Most of the rest of the article recounts the fight over One Bin For All, followed by the fight over Mayor Turner’s original proposed recycling deal, which was eventually sent out for a rebid. True to what author Roseanne Barone writes, I couldn’t find any news about this, but you can see the Council agenda item in question here. I don’t know how long this will take to turn into a report for review, but given the way these things go it will either be breathtakingly ambitious but likely infeasible, or overly cautious and thus criticized by disappointed supporters. We’ll keep an eye out for it.
As far as I can tell, recycling doesn’t actually doesn’t achieve the net economic benefits (and I’ve been pulling that green bin to the curb for years). Factually, we don’t have a landfill space problem and only aluminum and cardboard are really of any value. Everything else costs more to recycle (in terms of carbon footprint) than to simply discard. The value for recycling has plummeted and will probably go even lower (to almost nothing). I’ll keep putting out the green bin, but I’m starting to question the carbon and economic impact. At the very least, the studies seem to muddy the waters on both sides.

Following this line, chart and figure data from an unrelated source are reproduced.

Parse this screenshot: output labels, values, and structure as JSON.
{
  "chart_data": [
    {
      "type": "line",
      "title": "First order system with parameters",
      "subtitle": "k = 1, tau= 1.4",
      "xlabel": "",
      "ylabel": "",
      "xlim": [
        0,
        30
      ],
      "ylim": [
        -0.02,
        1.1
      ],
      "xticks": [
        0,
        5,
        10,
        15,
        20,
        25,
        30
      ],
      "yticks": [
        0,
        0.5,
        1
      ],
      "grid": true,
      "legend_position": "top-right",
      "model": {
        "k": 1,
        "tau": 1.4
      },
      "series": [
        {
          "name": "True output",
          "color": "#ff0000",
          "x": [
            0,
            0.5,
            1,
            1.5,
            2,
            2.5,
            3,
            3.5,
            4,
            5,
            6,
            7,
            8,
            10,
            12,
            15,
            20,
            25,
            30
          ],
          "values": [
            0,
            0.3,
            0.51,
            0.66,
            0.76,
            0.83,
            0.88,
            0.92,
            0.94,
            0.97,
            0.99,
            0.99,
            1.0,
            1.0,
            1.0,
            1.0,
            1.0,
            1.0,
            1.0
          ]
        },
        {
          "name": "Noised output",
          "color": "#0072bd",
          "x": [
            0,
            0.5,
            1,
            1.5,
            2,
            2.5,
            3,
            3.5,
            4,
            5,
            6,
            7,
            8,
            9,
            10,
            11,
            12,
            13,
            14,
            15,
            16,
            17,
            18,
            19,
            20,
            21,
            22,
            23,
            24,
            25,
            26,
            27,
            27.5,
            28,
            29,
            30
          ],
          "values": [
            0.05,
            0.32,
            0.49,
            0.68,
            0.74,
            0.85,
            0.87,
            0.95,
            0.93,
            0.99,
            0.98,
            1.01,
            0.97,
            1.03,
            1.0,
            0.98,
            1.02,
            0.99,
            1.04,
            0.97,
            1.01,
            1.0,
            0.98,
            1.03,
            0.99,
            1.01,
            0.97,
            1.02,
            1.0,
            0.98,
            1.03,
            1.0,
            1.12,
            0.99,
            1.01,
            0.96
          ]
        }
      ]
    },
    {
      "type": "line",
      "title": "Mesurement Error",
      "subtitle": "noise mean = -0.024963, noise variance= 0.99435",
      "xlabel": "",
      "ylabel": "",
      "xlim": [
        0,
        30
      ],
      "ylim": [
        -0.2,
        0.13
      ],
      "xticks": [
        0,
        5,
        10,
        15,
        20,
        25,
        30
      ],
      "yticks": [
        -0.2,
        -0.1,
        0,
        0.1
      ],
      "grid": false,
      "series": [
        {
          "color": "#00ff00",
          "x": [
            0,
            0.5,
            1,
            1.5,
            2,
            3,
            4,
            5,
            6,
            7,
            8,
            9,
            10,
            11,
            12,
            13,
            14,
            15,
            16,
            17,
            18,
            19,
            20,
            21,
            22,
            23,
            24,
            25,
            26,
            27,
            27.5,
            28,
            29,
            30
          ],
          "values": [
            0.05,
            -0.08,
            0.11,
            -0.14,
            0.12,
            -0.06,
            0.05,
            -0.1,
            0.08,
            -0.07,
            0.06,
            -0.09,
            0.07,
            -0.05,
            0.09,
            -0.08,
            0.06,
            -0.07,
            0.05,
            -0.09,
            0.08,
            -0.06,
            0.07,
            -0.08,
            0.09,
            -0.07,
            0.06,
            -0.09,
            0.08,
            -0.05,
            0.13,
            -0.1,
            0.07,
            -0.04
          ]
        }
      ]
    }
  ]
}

Bob, I agree, I don’t think recycling accomplishes much at all. One way to tell how worthless it is – it doesn’t get stolen.
Had a friend who years ago drove a trash truck for a major company. Businesses could get an extra dumpster for “recycling”. My friend picked both up in the same truck.
It would be interesting to see where the contents of the green bins end up. And what it costs on all fronts to run 2 trucks instead of 1.